Recently, the water quality in the San Francisco Bay has been showing signs of improvement, partly thanks to decades of environmental cleanup efforts.
Bill Keener, a research biologist at Golden Gate Cetacean Research, spotted harbor porpoises returning to the bay about 10 years ago — today, they can be seen in the bay on a daily basis. Keener credits the improvements in water quality to state and federal clean water acts and decades of efforts by organizations such as Save the Bay.
“In many ways, mammals are a secondary indicator of the health of the bay,” said Cara Field, a veterinarian at The Marine Mammal Center. “The mammals go to where there is more prey available and the prey are found where the water is better.”

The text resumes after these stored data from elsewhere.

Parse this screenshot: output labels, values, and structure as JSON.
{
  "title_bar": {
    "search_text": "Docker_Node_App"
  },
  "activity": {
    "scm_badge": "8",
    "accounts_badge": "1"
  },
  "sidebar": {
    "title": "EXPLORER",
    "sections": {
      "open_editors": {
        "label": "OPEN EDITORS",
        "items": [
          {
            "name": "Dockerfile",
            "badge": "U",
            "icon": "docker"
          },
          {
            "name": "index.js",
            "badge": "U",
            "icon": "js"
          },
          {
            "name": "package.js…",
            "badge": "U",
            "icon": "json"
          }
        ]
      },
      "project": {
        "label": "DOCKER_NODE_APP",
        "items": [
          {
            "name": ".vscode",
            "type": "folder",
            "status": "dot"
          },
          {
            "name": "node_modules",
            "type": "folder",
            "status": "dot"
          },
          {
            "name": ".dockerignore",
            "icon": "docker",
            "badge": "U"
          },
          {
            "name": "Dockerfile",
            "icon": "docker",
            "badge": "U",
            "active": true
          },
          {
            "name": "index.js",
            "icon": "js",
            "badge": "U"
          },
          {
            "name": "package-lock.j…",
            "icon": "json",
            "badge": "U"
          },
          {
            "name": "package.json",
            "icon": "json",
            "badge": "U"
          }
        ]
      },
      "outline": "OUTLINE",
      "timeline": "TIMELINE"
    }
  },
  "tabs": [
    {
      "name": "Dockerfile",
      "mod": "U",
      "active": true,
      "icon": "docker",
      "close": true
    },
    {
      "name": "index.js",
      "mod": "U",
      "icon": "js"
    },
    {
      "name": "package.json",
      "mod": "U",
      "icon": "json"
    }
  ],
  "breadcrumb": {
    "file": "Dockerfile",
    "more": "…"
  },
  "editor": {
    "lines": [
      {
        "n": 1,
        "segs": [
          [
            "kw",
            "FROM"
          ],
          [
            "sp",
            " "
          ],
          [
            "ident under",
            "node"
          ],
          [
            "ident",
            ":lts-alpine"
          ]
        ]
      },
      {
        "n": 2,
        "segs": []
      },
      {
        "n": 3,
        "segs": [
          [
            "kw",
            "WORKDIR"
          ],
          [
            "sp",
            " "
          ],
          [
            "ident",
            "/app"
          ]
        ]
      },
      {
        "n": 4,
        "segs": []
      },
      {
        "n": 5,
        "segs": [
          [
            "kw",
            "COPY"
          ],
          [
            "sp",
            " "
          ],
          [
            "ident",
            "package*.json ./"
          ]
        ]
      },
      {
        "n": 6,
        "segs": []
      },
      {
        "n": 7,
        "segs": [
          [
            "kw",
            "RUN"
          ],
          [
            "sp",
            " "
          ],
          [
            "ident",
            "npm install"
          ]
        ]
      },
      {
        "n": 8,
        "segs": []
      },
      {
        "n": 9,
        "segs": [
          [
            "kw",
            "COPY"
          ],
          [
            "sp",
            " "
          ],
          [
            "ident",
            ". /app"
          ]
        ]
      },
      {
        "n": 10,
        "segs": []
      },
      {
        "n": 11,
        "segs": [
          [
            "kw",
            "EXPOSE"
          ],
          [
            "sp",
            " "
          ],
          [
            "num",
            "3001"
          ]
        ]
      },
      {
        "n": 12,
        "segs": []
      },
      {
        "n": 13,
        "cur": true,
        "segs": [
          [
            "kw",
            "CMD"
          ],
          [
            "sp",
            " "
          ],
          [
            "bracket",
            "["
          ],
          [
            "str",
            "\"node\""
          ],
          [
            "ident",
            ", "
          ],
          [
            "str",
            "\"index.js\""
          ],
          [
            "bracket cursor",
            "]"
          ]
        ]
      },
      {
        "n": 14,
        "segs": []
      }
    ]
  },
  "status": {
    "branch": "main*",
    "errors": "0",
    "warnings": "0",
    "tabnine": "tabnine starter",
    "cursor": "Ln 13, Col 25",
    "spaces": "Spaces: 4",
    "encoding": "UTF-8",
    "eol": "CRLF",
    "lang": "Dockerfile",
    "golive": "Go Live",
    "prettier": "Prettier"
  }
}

Nonprofit environmental advocacy organization San Francisco Baykeeper, or SF Baykeeper, is in its 29th year of working to improve the bay’s water quality. The organization monitors industrial pollution, stormwater runoff, wastewater and sewage spills, and enforces regulations and permits that are part of state and federal environmental law.
“First we notify polluters if we find a violation,” said Sejal Choksi-Chugh, executive director and baykeeper of SF Baykeeper. “We have a team of scientists too that can help bring the facility into compliance, and then we follow closely and work with them for three years.”
The East Bay Municipal Utility District, or EBMUD, addressed pollution from stormwater and sewage overflow with public information campaigns about materials that can clog sewer lines. EBMUD also works with cities to improve leaky feeder lines that can overwhelm the treatment facility with stormwater, according to Eileen White, director of wastewater at EBMUD.
“We take the San Francisco Bay very seriously and we are proud of our partnerships,” White said.
The city of Berkeley has undertaken efforts to address pollution by collecting runoff and filtering it through bioswales, landscape features that help to remove pollutants from water, before the runoff drains into waterways.
Berkeley has installed a number of these systems, which also reduce flooding during heavy rains, according to city spokesperson Matthai Chakko. A new project planned for King School Park that will filter water running into Codornices Creek has an estimated cost of $1.2 million.
Choksi-Chugh said that although there have been improvements in visible pollutants such as raw sewage and trash, invisible pollutants such as mercury and PCBs that accumulate up food chains and harm wildlife are still a major concern. Choksi-Chugh said freshwater flows also affect the health of the bay.
“Our vision is an SF Bay that is wilder and teeming with wildlife like the olden days where people can recreate and not worry about toxic pollutants when they eat the fish,” Choksi-Chugh said.
A previous version of this article incorrectly stated that Berkeley has installed systems that improve flooding during heavy rains. In fact, the systems reduce flooding.